Asansöre binen kişilerin yüzü kapıya dönük olduğundan Sehun ve Jongin'in çırpınışlarına şahit olamıyorlardı. Jongin, Sehun'un yüzünün her zerresini izlemekten kendini biran olsun geri çekmedi. Ve Sehun bu anlar boyunca sıcaklamış bakışlarını sadece asansör düğmelerine dikmişti. Boynu kesinlikle kas katı kesilmiş olmalıydı öylece durmaktan. Jongin'in her zaman baş döndürücü olan kokusu ve tenine çarpıp duran, hep hissetmek istediği tatlı nefes alışverişleri ile savaşmak zorundaydı. Aralarında hiç olmayan mesafe bunu zorlaştırıyordu işte.

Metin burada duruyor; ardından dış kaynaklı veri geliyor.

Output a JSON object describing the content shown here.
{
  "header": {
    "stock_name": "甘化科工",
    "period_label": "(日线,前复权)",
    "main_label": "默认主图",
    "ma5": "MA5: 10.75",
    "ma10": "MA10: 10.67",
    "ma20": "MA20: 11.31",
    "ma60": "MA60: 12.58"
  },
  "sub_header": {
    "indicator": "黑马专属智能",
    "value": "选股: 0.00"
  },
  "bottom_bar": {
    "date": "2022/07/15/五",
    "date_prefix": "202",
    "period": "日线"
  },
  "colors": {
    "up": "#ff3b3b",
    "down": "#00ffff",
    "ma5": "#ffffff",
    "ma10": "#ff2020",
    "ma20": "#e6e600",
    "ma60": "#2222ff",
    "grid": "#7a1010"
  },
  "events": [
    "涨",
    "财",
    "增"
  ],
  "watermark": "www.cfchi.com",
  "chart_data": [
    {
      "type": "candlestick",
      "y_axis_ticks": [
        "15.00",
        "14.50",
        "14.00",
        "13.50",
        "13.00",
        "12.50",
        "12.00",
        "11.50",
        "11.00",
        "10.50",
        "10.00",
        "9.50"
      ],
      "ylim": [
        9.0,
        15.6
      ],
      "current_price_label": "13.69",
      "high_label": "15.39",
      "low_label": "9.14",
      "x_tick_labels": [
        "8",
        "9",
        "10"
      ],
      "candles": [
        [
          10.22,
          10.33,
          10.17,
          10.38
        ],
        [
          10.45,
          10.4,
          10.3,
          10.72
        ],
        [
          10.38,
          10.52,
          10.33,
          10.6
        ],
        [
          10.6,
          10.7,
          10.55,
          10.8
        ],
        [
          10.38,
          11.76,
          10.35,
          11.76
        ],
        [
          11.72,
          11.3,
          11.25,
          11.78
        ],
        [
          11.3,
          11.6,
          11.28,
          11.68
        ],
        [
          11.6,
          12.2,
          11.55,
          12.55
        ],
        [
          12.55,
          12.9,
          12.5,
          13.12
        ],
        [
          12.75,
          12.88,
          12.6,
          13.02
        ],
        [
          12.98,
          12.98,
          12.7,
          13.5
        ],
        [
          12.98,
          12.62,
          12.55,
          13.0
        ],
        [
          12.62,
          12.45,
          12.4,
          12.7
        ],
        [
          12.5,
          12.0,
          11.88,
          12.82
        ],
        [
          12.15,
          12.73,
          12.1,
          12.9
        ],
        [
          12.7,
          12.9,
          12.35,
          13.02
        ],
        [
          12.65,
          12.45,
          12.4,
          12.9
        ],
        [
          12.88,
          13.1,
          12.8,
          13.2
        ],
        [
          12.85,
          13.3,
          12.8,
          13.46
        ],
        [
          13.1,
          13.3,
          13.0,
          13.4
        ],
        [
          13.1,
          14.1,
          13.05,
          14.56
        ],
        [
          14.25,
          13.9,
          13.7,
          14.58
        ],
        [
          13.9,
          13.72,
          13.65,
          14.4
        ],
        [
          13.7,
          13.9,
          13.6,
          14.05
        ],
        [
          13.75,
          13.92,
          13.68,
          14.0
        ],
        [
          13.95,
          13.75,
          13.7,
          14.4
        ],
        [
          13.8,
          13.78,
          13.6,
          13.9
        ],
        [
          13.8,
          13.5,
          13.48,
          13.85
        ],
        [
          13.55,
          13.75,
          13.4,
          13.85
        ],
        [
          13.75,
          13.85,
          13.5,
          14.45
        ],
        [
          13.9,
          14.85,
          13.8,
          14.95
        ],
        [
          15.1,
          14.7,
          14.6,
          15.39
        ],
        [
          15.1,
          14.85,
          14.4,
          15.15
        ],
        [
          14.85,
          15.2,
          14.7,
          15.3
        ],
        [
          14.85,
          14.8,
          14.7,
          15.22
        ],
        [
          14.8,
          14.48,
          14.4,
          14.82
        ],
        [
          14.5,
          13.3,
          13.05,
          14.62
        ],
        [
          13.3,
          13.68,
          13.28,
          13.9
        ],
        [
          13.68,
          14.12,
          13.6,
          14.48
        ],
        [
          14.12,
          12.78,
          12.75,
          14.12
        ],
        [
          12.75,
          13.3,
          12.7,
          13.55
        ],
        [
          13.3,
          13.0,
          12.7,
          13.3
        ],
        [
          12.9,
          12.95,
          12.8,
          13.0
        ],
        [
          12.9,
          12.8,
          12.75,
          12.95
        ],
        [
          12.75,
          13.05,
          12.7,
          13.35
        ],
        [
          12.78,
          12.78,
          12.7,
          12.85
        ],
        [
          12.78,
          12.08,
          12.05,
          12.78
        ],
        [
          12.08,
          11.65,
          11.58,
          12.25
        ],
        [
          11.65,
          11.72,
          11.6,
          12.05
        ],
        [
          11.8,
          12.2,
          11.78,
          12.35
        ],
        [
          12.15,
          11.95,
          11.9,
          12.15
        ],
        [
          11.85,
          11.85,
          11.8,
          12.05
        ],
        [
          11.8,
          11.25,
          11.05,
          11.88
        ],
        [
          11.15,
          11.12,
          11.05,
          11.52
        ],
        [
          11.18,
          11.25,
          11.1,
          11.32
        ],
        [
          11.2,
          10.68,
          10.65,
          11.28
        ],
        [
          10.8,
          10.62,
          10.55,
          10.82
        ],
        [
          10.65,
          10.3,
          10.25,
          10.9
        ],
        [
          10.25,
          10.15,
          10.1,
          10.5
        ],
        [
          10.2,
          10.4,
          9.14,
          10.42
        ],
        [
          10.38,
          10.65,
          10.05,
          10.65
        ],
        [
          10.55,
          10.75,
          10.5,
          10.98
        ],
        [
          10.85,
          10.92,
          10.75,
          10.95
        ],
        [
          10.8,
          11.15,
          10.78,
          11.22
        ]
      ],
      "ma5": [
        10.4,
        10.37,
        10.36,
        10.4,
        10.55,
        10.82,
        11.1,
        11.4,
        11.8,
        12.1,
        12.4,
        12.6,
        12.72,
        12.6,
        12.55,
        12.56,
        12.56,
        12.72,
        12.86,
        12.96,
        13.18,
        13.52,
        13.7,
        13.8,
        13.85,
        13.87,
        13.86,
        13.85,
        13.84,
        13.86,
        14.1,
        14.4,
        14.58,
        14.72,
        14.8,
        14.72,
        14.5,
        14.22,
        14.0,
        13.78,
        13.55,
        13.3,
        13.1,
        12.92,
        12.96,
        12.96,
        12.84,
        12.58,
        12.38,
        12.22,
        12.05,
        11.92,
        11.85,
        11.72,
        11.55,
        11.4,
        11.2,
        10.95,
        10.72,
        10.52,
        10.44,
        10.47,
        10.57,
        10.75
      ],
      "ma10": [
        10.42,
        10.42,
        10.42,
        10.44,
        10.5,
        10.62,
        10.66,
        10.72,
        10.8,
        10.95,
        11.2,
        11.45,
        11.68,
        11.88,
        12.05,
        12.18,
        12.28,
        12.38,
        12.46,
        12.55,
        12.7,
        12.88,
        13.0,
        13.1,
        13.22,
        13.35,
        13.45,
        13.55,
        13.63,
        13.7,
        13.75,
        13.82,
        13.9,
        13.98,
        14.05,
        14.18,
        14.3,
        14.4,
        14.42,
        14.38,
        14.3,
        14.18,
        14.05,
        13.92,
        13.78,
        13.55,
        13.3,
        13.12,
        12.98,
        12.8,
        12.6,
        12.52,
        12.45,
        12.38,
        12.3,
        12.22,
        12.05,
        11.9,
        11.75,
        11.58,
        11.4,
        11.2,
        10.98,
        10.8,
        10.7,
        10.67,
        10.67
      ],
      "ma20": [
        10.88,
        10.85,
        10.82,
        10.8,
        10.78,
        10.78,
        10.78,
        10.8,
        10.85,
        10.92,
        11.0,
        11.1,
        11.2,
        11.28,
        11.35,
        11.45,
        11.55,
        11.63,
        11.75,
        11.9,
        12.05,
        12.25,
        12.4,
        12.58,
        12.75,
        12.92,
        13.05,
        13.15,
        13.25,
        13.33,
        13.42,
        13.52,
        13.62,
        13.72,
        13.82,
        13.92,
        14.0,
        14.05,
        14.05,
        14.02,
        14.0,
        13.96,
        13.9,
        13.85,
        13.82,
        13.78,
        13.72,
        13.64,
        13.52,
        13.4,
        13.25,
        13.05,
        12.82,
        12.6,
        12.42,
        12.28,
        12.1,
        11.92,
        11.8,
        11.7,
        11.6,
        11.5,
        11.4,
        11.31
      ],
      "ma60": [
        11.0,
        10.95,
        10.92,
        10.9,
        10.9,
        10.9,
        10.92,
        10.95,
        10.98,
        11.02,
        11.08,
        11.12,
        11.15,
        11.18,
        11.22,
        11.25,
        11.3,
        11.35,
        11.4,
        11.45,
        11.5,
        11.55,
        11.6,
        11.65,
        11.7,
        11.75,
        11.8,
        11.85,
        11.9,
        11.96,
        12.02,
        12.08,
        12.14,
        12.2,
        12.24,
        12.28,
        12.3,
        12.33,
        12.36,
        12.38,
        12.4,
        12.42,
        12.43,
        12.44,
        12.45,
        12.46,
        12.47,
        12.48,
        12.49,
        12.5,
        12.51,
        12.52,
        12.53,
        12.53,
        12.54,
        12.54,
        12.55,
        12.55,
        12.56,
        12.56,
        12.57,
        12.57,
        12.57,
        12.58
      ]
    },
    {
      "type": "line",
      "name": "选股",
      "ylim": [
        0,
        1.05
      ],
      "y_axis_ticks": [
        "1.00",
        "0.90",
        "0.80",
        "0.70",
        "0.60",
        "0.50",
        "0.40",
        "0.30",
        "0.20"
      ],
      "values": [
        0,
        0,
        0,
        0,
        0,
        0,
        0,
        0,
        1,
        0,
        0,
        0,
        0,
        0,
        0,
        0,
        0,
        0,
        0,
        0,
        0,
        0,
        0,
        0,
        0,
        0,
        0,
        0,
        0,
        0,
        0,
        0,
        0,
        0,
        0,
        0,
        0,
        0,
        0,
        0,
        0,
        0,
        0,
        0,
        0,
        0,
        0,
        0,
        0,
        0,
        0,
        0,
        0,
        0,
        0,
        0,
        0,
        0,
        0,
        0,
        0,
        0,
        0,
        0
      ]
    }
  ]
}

Sehun 4 katı çıkmanın birkaç dakikayı geçmeyeceğine emindi ama neden saatler sürüyormuş gibi hissettiriyordu? Asansörde bir sorun falan olmalıydı.

Ulaşmak istedikleri kata geldikleri sırada asansör hızla boşaldı. Ama Jongin, Sehun'u esir aldığından ikiside inememekteydi. Asansör çağırılırsa bir süre daha bu duruma katlanmak zorunda olacağını düşününce Sehun alelacele dışarı fırladı.

Sanki oksijensiz bir ortamdan, oksijenlisine geçmiş gibi nefes alışları normale döndü. Ardından Jongin, Sehun'u takip etti. Direkt olarak tek durakları olan lüks takı mağazasına girmişlerdi.

Jongin yüzük çeşitlerinin olduğu camdan tezgaha ilerleyerek beğenmeye başladı. Sehun ilgisiz bir şekilde etraftaki hiçbir şeye bakmıyordu. Sadece gözlerini zemine dikmişti. Dışarıdan tüm bunları umursamayan birisi gibi görünebilirdi, şuan. Ama o ince metal halkayı kendisine aşık bir Jongin'in parmağından geçirmeyi ve deli gibi aşık olduğu adamın kendisine takmasını nasıl istemezdi? Sonrasında bir daha asla parmaklarından çıkarmamayı... Böyle sahte bir şekilde, mecburen... Jongin ile aralarına soğukluk girmişken değil... Ifadesiz ve soğuk durabilirdi ama içinde her saniye büyüyen aşkını belli etmek ona hiçbir şey kazandırmadığı için böyle durmayı seçmişti.